Extracellular acidosis (EA) regulates Heme Oxygenase‐1 (HO‐1) expression in vascular smooth muscle cells via transcriptional and posttranscriptional mechanisms but the signaling pathways involved are not known. We examined the role of Mitogen‐Activated Protein Kinase (MAPK) pathways in HO‐1 regulation by EA. Primary rat aortic smooth muscle cells were exposed to EA or physiologic pH. Levels of the total and phosphorylated forms of p38, extracellular signal‐regulated protein kinases1/2 (ERK1/2), c‐Jun N‐terminal kinases/stress‐activated protein kinases (JNK1/2), and HO‐1 protein were assessed by Western analysis and HO‐1 mRNA levels were assessed by quantitative PCR. Inhibition of p38 MAPK was achieved with the chemical inhibitor SB203580, or adenoviral infection of a dominant‐negative form of p38α. Phospho p38 MAPK activity was evaluated with an in vitro kinase activity assay.
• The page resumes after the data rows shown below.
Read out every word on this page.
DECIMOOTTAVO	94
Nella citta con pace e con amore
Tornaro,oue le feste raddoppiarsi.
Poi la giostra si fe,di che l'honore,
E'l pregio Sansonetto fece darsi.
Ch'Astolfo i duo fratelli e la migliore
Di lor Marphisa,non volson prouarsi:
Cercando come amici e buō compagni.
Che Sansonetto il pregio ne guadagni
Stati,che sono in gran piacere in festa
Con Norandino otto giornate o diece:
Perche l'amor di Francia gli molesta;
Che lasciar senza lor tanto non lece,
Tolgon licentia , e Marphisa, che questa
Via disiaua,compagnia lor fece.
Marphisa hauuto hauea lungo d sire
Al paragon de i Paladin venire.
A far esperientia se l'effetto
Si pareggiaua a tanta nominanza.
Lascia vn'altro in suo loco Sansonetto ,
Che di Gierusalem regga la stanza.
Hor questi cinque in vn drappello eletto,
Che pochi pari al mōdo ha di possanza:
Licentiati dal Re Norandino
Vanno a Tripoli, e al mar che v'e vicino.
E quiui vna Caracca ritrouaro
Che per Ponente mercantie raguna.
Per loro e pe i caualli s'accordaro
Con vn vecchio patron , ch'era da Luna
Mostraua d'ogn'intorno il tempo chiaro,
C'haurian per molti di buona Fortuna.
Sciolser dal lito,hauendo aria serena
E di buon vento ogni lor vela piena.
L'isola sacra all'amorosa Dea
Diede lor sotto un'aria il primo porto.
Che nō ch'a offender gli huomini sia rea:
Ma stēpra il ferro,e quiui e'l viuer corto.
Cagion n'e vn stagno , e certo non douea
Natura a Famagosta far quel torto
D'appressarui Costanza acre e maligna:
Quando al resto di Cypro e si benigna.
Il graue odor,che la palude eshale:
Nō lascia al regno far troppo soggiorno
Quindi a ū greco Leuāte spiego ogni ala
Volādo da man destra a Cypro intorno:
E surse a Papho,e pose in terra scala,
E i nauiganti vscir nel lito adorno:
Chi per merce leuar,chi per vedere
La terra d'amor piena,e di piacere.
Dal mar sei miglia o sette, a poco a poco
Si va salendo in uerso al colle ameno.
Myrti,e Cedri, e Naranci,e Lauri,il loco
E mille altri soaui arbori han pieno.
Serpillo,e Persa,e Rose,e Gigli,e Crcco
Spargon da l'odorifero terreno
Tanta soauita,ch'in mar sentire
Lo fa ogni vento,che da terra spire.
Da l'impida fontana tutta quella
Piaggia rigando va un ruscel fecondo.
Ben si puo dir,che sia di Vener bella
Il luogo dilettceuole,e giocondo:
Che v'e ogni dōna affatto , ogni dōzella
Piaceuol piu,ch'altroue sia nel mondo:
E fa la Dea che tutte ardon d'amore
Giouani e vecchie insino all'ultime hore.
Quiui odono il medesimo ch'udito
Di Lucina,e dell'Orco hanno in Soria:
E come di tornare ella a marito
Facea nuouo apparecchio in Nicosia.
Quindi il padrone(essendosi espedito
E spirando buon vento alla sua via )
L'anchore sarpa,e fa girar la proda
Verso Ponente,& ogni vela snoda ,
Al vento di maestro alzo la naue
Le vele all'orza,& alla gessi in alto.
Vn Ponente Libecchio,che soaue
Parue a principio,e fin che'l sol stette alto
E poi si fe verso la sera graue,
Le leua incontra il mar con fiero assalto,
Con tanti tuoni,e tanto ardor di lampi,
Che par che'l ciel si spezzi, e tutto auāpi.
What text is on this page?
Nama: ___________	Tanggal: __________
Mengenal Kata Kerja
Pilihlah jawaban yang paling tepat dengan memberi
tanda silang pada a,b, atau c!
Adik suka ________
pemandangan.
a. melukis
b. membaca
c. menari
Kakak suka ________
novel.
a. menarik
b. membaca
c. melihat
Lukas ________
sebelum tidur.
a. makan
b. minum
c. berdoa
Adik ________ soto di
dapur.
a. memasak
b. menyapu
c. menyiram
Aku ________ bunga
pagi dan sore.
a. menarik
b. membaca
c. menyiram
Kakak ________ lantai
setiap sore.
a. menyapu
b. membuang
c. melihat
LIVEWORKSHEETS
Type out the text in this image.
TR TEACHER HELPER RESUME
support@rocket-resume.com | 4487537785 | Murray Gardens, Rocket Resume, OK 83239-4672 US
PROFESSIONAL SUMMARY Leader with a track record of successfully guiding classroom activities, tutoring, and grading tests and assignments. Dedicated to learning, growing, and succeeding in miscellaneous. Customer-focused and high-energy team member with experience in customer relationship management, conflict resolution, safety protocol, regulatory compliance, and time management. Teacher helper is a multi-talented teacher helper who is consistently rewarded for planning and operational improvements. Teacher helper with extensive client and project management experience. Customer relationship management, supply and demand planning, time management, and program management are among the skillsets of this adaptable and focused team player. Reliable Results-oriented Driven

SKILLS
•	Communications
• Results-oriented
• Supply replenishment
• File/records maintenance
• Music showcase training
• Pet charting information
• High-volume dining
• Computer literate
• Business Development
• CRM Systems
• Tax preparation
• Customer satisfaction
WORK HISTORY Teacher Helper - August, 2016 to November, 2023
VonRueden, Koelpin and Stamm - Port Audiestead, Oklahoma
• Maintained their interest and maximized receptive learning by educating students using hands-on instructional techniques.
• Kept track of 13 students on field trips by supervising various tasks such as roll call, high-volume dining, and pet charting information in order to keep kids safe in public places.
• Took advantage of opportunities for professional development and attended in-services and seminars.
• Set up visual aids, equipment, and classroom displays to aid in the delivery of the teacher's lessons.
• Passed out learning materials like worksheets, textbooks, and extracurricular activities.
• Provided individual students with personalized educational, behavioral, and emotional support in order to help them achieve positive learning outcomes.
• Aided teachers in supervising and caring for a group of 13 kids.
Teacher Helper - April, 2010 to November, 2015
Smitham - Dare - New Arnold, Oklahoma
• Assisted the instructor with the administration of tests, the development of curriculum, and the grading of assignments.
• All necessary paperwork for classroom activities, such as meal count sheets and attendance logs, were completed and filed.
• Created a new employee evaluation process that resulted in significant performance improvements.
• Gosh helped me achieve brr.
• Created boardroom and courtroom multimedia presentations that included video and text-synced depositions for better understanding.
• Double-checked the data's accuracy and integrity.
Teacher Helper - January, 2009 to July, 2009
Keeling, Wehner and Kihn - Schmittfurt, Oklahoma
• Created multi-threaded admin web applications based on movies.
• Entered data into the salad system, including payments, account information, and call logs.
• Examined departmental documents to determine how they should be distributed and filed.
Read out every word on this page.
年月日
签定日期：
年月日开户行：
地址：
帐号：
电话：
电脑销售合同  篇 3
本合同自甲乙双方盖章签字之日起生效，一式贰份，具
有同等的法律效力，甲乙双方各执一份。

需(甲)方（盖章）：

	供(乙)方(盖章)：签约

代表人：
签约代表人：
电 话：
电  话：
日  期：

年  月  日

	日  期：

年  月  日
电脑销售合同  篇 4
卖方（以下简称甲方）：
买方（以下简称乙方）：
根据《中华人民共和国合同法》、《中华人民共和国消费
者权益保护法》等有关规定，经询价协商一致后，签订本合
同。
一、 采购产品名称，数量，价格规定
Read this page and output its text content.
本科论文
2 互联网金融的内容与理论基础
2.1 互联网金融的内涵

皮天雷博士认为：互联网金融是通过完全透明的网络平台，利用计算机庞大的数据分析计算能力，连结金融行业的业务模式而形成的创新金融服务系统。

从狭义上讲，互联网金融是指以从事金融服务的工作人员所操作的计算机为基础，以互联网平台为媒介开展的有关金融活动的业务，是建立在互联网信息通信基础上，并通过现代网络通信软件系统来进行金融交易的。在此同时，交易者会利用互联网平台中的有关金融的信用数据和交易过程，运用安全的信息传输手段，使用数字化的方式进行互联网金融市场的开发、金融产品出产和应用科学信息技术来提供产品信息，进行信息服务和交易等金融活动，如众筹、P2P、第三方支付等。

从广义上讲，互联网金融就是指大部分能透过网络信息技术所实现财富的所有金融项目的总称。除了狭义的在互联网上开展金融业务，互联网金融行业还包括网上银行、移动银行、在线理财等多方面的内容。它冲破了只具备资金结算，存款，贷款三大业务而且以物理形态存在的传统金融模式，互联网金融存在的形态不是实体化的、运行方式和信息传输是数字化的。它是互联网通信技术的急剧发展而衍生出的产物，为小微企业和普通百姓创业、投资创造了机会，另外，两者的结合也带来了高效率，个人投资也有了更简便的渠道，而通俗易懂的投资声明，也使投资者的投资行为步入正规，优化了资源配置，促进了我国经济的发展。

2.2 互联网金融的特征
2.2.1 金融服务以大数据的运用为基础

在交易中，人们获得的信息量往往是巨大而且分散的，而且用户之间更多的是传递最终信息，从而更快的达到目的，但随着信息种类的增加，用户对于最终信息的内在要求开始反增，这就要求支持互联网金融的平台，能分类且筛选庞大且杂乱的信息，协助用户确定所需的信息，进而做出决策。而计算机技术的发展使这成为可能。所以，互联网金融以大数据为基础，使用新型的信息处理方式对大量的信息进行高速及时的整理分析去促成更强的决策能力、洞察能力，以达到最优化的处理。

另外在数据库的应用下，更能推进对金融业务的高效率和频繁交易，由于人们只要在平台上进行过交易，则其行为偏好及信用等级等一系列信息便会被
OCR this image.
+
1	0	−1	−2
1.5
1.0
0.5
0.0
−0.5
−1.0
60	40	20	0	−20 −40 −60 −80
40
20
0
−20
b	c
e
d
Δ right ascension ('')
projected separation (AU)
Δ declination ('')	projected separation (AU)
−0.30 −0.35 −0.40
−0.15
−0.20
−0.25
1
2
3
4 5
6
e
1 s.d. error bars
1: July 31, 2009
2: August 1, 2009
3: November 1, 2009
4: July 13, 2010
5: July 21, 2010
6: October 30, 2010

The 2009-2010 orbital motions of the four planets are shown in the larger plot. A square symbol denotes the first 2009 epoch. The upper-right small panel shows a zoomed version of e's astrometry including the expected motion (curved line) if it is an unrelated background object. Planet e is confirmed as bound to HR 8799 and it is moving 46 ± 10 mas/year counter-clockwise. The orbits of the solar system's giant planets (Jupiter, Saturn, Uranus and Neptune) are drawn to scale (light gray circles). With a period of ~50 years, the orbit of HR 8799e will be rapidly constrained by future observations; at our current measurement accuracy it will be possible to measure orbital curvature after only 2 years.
Binding of Activator Protein‐1 (AP‐1), a known target of MAPK pathways, was assessed by Electromobility shift assay (EMSA). EA induced phosphorylation of p38 MAPK in a biphasic manner while total p38 was unchanged. EA did not alter levels of phospho ERK 1/2 and phospho JNK 1/2. There was increased phospho p38 MAPK activity in the setting of EA which preceded the induction of HO‐1. Inhibition of phospho p38 activity with either SB20358 or a dominant negative p38α oligonucleotide abrogated the induction of HO‐1 by EA. Increased specific binding of AP‐1 in the setting of EA was shown by EMSA. Increased phospho p38 activity precedes and likely mediates HO‐1 induction by EA. Increased AP‐1 binding may underlie the transcriptional regulation of HO‐1 by EA. J. Cell. Biochem. 105: 1298–1306, 2008. © 2008 Wiley‐Liss, Inc.